Derim ki: Müfessirlerin çoğunun kanaatine göre âyet-i kerîme Peygamber (sallallahü aleyhi ve sellem)'nin cariyesi ile birlikte Hafsa'nin evinde başbaşa kalması üzerine inmiştir. Bunu es-Sa'lebî zikretmektedir. Buna göre şöyle buyurulmuş gibidir: Senin kendine haram kıldığın şey sana haram değildir, fakat sana bir yemin keffâretinde bulunmak düşer. Balın ve cariyenin haram kılınması halinde ise yine durum böyledir. Şöyle buyurmuş gibi olur: Senin haram kıldığın şey, sana haram olmaz. Fakat sen haram kılmakla birlikte bir de yemin etmiş bulunuyorsun, o bakımdan yemin keffâretinde bulun. Bu doğru bir açıklamadır. Çünkü Peygamber (sallallahü aleyhi ve sellem) Dârakutnî'nin de belirttiği yibi, önce haram kılmış, sonra yemiş etmişti.

Buhârî de bu manayı bal ile ilgili kıssada zikretmektedir: Ubeyd b. ilmeyi-, Âişe'den şöyle dediğini rivâyet etmektedir: Rasûlullah (sallallahü aleyhi ve sellem) Cahş kızı Zeyneb'in yanında bal içer ve onun yanında bir süre kalırdı. Hafsa ile birlikte hangimizin yanına girerse, "meğâfîr mi yedin çünkü ben senden meğâfîr kokusu alıyorum" demek üzere anlaştık. Peygamber de şöyle buyurdu: "Hayır, fakat bal içtim. Bir daha da tekrar içmeyeceğim.
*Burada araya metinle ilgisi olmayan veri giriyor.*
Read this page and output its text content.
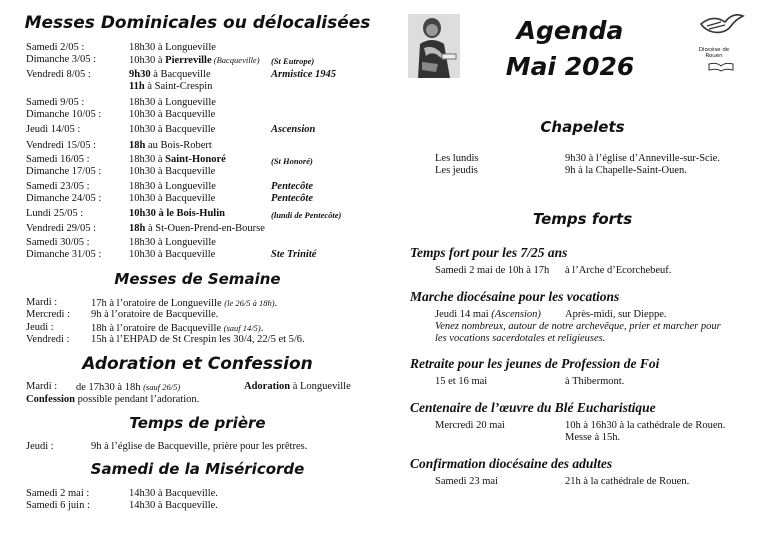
Messes Dominicales ou délocalisées
Samedi 2/05 :	18h30 à Longueville
Dimanche 3/05 :	10h30 à Pierreville (Bacqueville) (St Eutrope)
Vendredi 8/05 :	9h30 à Bacqueville	Armistice 1945
11h à Saint-Crespin
Samedi 9/05 :	18h30 à Longueville
Dimanche 10/05 :	10h30 à Bacqueville
Jeudi 14/05 :	10h30 à Bacqueville	Ascension
Vendredi 15/05 :	18h au Bois-Robert
Samedi 16/05 :	18h30 à Saint-Honoré	(St Honoré)
Dimanche 17/05 :	10h30 à Bacqueville
Samedi 23/05 :	18h30 à Longueville	Pentecôte
Dimanche 24/05 :	10h30 à Bacqueville	Pentecôte
Lundi 25/05 :	10h30 à le Bois-Hulin	(lundi de Pentecôte)
Vendredi 29/05 :	18h à St-Ouen-Prend-en-Bourse
Samedi 30/05 :	18h30 à Longueville
Dimanche 31/05 :	10h30 à Bacqueville	Ste Trinité
Messes de Semaine
Mardi :	17h à l’oratoire de Longueville (le 26/5 à 18h).
Mercredi : 9h à l’oratoire de Bacqueville.
Jeudi :	18h à l’oratoire de Bacqueville (sauf 14/5).
Vendredi : 15h à l’EHPAD de St Crespin les 30/4, 22/5 et 5/6.
Adoration et Confession
Mardi : de 17h30 à 18h (sauf 26/5)	Adoration à Longueville
Confession possible pendant l’adoration.
Temps de prière
Jeudi :	9h à l’église de Bacqueville, prière pour les prêtres.
Samedi de la Miséricorde
Samedi 2 mai :	14h30 à Bacqueville.
Samedi 6 juin :	14h30 à Bacqueville.
Agenda
Mai 2026
Diocèse de Rouen
Chapelets
Les lundis	9h30 à l’église d’Anneville-sur-Scie.
Les jeudis	9h à la Chapelle-Saint-Ouen.
Temps forts
Temps fort pour les 7/25 ans
Samedi 2 mai de 10h à 17h à l’Arche d’Ecorchebeuf.
Marche diocésaine pour les vocations
Jeudi 14 mai (Ascension) Après-midi, sur Dieppe.
Venez nombreux, autour de notre archevêque, prier et marcher pour
les vocations sacerdotales et religieuses.
Retraite pour les jeunes de Profession de Foi
15 et 16 mai	à Thibermont.
Centenaire de l’œuvre du Blé Eucharistique
Mercredi 20 mai	10h à 16h30 à la cathédrale de Rouen.
Messe à 15h.
Confirmation diocésaine des adultes
Samedi 23 mai	21h à la cathédrale de Rouen.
Ben yemin ettim, bunu kimseye de haber verme." O, bu sözleriyle hanımlarının hoşnutluğunu arıyordu. Buhârî, V, 2016, VI, 2462; Müslim, H, 1100; Ebû Dâvûd, III, 335: Nesâî, Vll, 13, 71; Müsned, VI, 221

Hz. Peygamber'in: "Bir daha onu içmeyeceğim" demesi, haram kılmak manasına idi. "Yemin ettim" ifadesi de Allah adına yemin ettim, demektir. Buna delil yüce Allah'ın bu esnada bundan dolayı ona sitem ifade eden âyetini indirmiş olması ve: "Ey Peygamber... Allah'ın sana helâl kıldığı şeyi niçin haram edersin?" âyeti ile yemin keffâretinde bulunmasını göstermesidir. Allah'ın helâl kıldığı şeyden kasıt ise onun: "Bir daha onu tekrar içmeyeceğim" sözü ile kendisine haram kıldığı baldır.
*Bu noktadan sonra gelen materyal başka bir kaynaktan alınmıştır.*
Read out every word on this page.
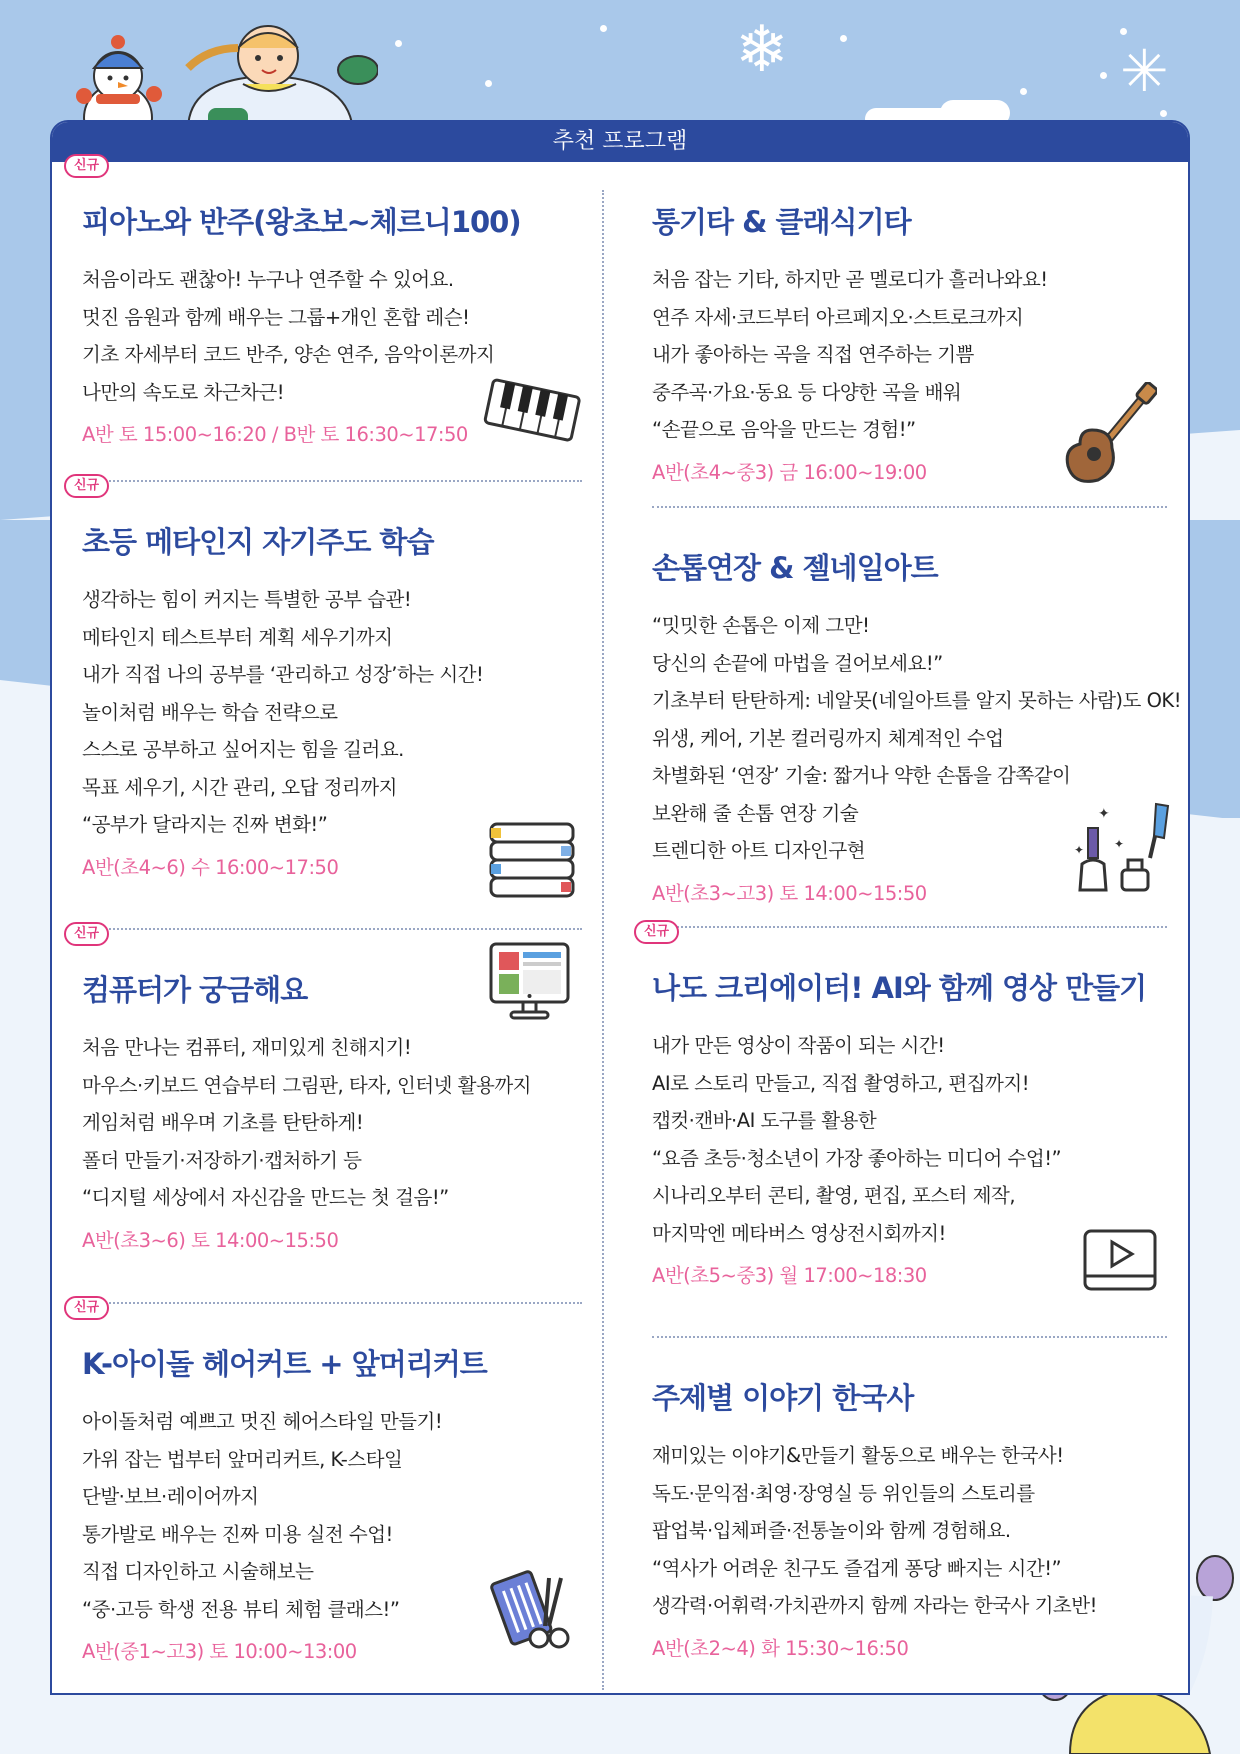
❄	✳
추천 프로그램
신규
피아노와 반주(왕초보~체르니100)
처음이라도 괜찮아! 누구나 연주할 수 있어요.
멋진 음원과 함께 배우는 그룹+개인 혼합 레슨!
기초 자세부터 코드 반주, 양손 연주, 음악이론까지
나만의 속도로 차근차근!
A반 토 15:00~16:20 / B반 토 16:30~17:50
신규
초등 메타인지 자기주도 학습
생각하는 힘이 커지는 특별한 공부 습관!
메타인지 테스트부터 계획 세우기까지
내가 직접 나의 공부를 ‘관리하고 성장’하는 시간!
놀이처럼 배우는 학습 전략으로
스스로 공부하고 싶어지는 힘을 길러요.
목표 세우기, 시간 관리, 오답 정리까지
“공부가 달라지는 진짜 변화!”
A반(초4~6) 수 16:00~17:50
신규
컴퓨터가 궁금해요
처음 만나는 컴퓨터, 재미있게 친해지기!
마우스·키보드 연습부터 그림판, 타자, 인터넷 활용까지
게임처럼 배우며 기초를 탄탄하게!
폴더 만들기·저장하기·캡처하기 등
“디지털 세상에서 자신감을 만드는 첫 걸음!”
A반(초3~6) 토 14:00~15:50
신규
K-아이돌 헤어커트 + 앞머리커트
아이돌처럼 예쁘고 멋진 헤어스타일 만들기!
가위 잡는 법부터 앞머리커트, K-스타일
단발·보브·레이어까지
통가발로 배우는 진짜 미용 실전 수업!
직접 디자인하고 시술해보는
“중·고등 학생 전용 뷰티 체험 클래스!”
A반(중1~고3) 토 10:00~13:00
통기타 & 클래식기타
처음 잡는 기타, 하지만 곧 멜로디가 흘러나와요!
연주 자세·코드부터 아르페지오·스트로크까지
내가 좋아하는 곡을 직접 연주하는 기쁨
중주곡·가요·동요 등 다양한 곡을 배워
“손끝으로 음악을 만드는 경험!”
A반(초4~중3) 금 16:00~19:00
손톱연장 & 젤네일아트
“밋밋한 손톱은 이제 그만!
당신의 손끝에 마법을 걸어보세요!”
기초부터 탄탄하게: 네알못(네일아트를 알지 못하는 사람)도 OK!
위생, 케어, 기본 컬러링까지 체계적인 수업
차별화된 ‘연장’ 기술: 짧거나 약한 손톱을 감쪽같이
보완해 줄 손톱 연장 기술
트렌디한 아트 디자인구현
A반(초3~고3) 토 14:00~15:50
✦
✦ ✦
신규
나도 크리에이터! AI와 함께 영상 만들기
내가 만든 영상이 작품이 되는 시간!
AI로 스토리 만들고, 직접 촬영하고, 편집까지!
캡컷·캔바·AI 도구를 활용한
“요즘 초등·청소년이 가장 좋아하는 미디어 수업!”
시나리오부터 콘티, 촬영, 편집, 포스터 제작,
마지막엔 메타버스 영상전시회까지!
A반(초5~중3) 월 17:00~18:30
주제별 이야기 한국사
재미있는 이야기&만들기 활동으로 배우는 한국사!
독도·문익점·최영·장영실 등 위인들의 스토리를
팝업북·입체퍼즐·전통놀이와 함께 경험해요.
“역사가 어려운 친구도 즐겁게 퐁당 빠지는 시간!”
생각력·어휘력·가치관까지 함께 자라는 한국사 기초반!
A반(초2~4) 화 15:30~16:50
"Zevcelerinin hoşnutluğunu arayarak..." Bu işi onların hoşnutluğunu isteyerek... demektir.

"Allah çok bağışlayıcıdır, çok merhamet edendir." Serzenişte bulunmayı gerektiren hususu çokça bağışlayandır, sorumluluğu kaldırmak suretiyle çok merhamet edendir.

Şöyle de açıklanmıştır: Bu bir küçük günah idi, fakat doğrusu bunun daha uygun (evlâ) olanı terketmekten dolayı bir sitem, bir serzeniş olduğu ve bunun küçük olsun, büyük olsun günah olmadığıdır.